FAKULTAS ILMU KESEHATAN
UNIVERSITAS MUHAMMADIYAH MALANG
2021
BAB I
PENDAHULUAN
1.1 Latar Belakang
Indonesia merupakan Negara dengan kekayaan alam yang melimpah, hampir segalah
jenis tumbuhan dapat tumbuh di Negara ini. Sebagian besar sudah di manfaatkan oleh
nenek moyang kita untuk mengobati berbagai penyakit. Wilayah hutan tropika
Indonesia memiliki keanekaragaman hayati tertinggi ke dua di dunia setelah Brazilia.
Indonesia dikenal lebih dari 20.000 jenis tumbuhan obat. Namun baru 1.000 jenis saja
yang sudah di data, sedangkan baru sekitar 300 jenis yang sudah dimanfaatkan untuk
pengobatan tradisional. (Aksara et al., n.d.)
Obat tradisional dalam kimia bahan alam mengandung senyawa-senyawa yang dikenal
dengan metabolit sekunder. Metabolit sekunder merupakan senyawa kimia yang
terbentuk dalam tanaman. Senyawa-senyawa yang tergolong ke dalam kelompok
metabolit sekunder ini antara lain: alkaloid, flavonoid, steroid, terpenoid, saponin dan
lain-lain. Senyawa metabolit sekunder merupakan senyawa kimia yang umumnya
mempunyai kemampuan biokaktifitas dan berfungsi sebagai pelindung tumbuhan.
(Aksara et al., n.d.)
Flavonoid merupakan salah satu metabolit sekunder penting pada tumbuhan. Secara
umum klasifikasi flavonoid terdiri dari flavon, flavonol, flavanol, flavanone,
ansotianidin, dan kalkon. Klasifikasi flavonoid ini tergantung pada perbedaan
substitusi struktur flavonoid dan perbedaan ini menyebabkan aktivitas farmakologi
yang beragam. Perbedaan aktivitas farmakologi flavonoid diantaranya adalah sebagai
anti-inflamasi, anti-oksidan, anti-diabetes, dan anti-bakteri.
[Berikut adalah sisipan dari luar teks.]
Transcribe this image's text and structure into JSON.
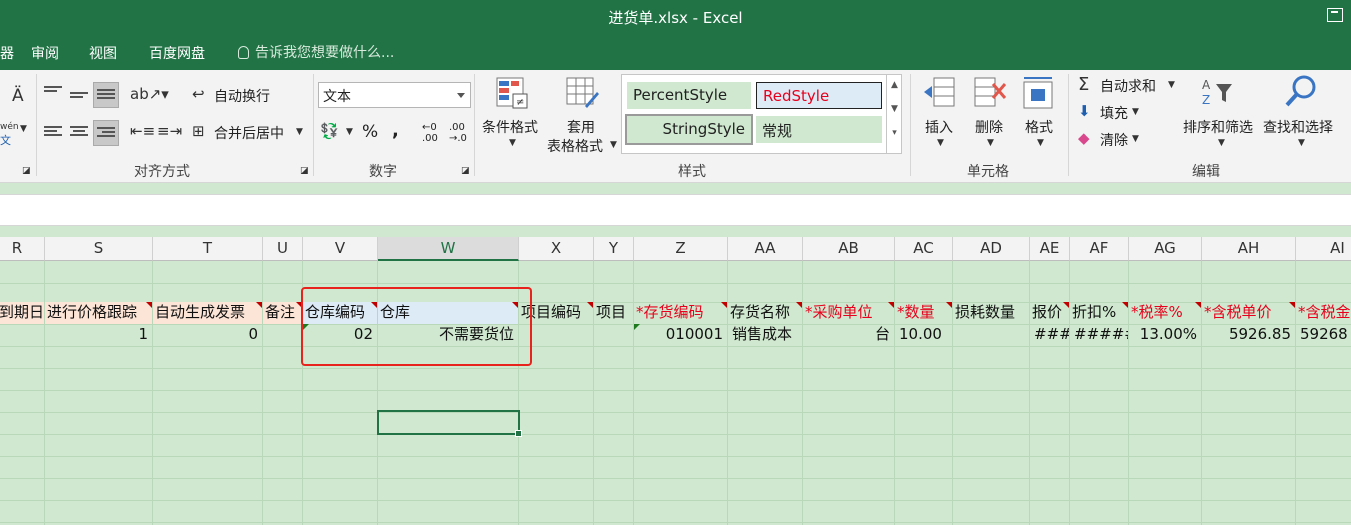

Pada studi pustaka ini akan
dibahas aktivitas farmakologi potensial flavonoid sebagai anti-oksidan.(Alfaridz et al.,
2015)
Metabolit sekunder pada tanaman telah diketahui memberikan efek farmakologis,
diantaranya antioksidan, sitotoksik, antimikroba dan antivirus (Hassanein et al., 2015).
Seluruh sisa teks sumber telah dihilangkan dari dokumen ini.